Un mondo, quello del giornalismo, in grado di mantenere il sangue freddo pur nel pericolo mortale: ne è un esempio la scelta operata durante il sequestro Moro. Piuttosto che oscurare in maniera radicale i vari comunicati delle Brigate (e vista la natura anche propagandistica degli stessi non mancavano le motivazioni favorevoli alla censura) il presidente del sindacato dei giornalisti Murialdi scelse di pubblicarli e contestualmente demolirli attraverso il peso delle parole.

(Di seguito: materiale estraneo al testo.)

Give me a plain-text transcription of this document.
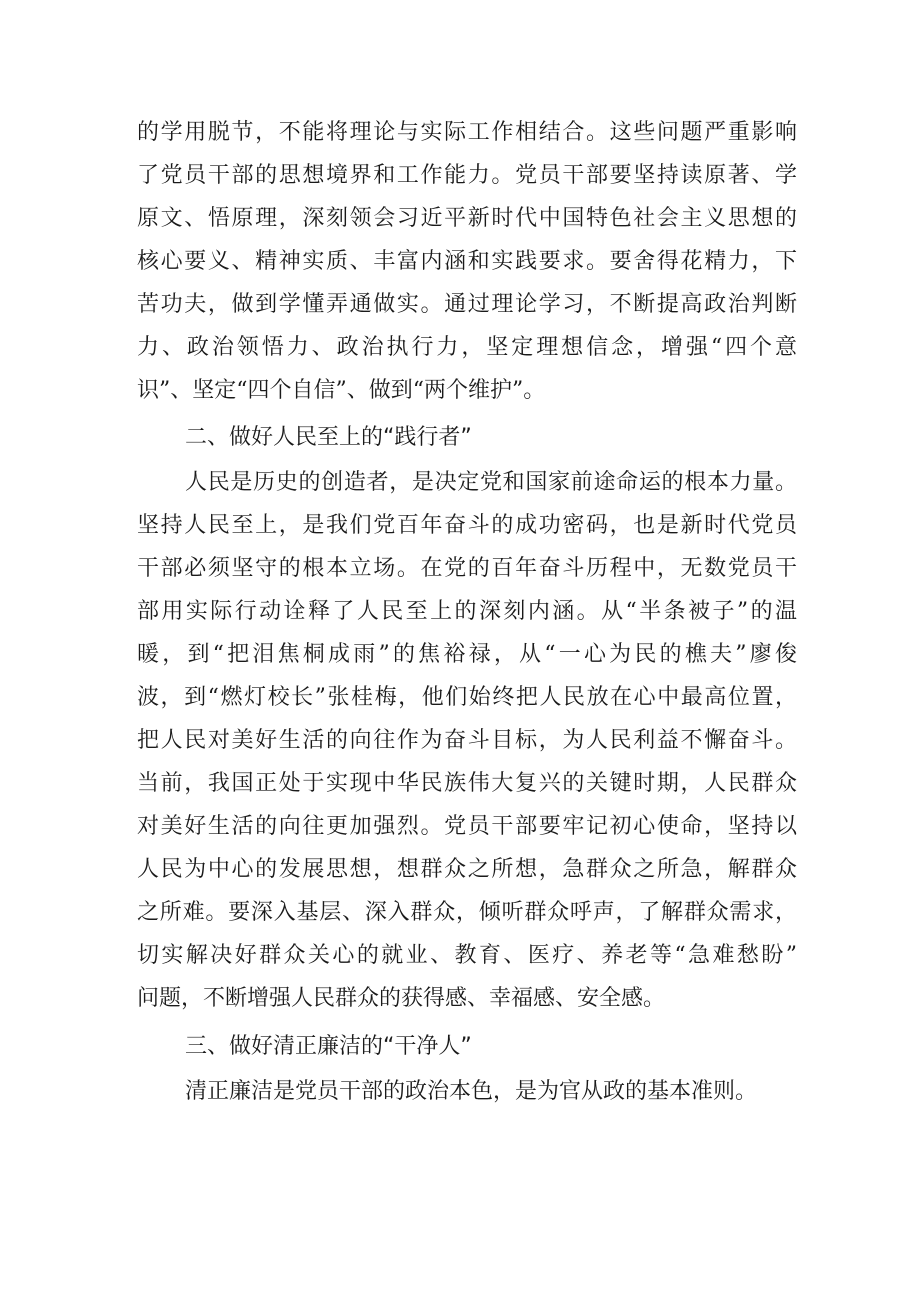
的学用脱节，不能将理论与实际工作相结合。这些问题严重影响
了党员干部的思想境界和工作能力。党员干部要坚持读原著、学
原文、悟原理，深刻领会习近平新时代中国特色社会主义思想的
核心要义、精神实质、丰富内涵和实践要求。要舍得花精力，下
苦功夫，做到学懂弄通做实。通过理论学习，不断提高政治判断
力、政治领悟力、政治执行力，坚定理想信念，增强“四个意
识”、坚定“四个自信”、做到“两个维护”。
二、做好人民至上的“践行者”
人民是历史的创造者，是决定党和国家前途命运的根本力量。
坚持人民至上，是我们党百年奋斗的成功密码，也是新时代党员
干部必须坚守的根本立场。在党的百年奋斗历程中，无数党员干
部用实际行动诠释了人民至上的深刻内涵。从“半条被子”的温
暖，到“把泪焦桐成雨”的焦裕禄，从“一心为民的樵夫”廖俊
波，到“燃灯校长”张桂梅，他们始终把人民放在心中最高位置，
把人民对美好生活的向往作为奋斗目标，为人民利益不懈奋斗。
当前，我国正处于实现中华民族伟大复兴的关键时期，人民群众
对美好生活的向往更加强烈。党员干部要牢记初心使命，坚持以
人民为中心的发展思想，想群众之所想，急群众之所急，解群众
之所难。要深入基层、深入群众，倾听群众呼声，了解群众需求，
切实解决好群众关心的就业、教育、医疗、养老等“急难愁盼”
问题，不断增强人民群众的获得感、幸福感、安全感。
三、做好清正廉洁的“干净人”
清正廉洁是党员干部的政治本色，是为官从政的基本准则。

I commenti dei vari redattori erano l’arma più forte contro le azioni scellerate dei brigatisti; allo stesso tempo contribuivano ad eliminare il rischio che si diffondesse un’idea dei criminali come “fuorilegge per la causa di tutti”, mostrando a tutta Italia la brutalità dei loro comunicati. Insomma, la vera forza di uno stato democratico è riscontrabile nello stato di salute della stampa; questa potrà essere messa sotto stress, ma finché il dibattito e la circolazione delle idee in libertà sarà garantita, allora vivrà anche la democrazia.
Mantenere viva la memoria di Walter Tobagi e di come sia stato ucciso, del perché sia stato ucciso, contribuisce a rafforzare in ognuno di noi i valori per cui Walter si è sacrificato suo malgrado. I valori della libertà di pensiero e di espressione, cardini delle democrazie contemporanee. Negli anni di piombo possono essersi piegati, conoscendo il peso del terrorismo politico, ma non si sono mai spezzati.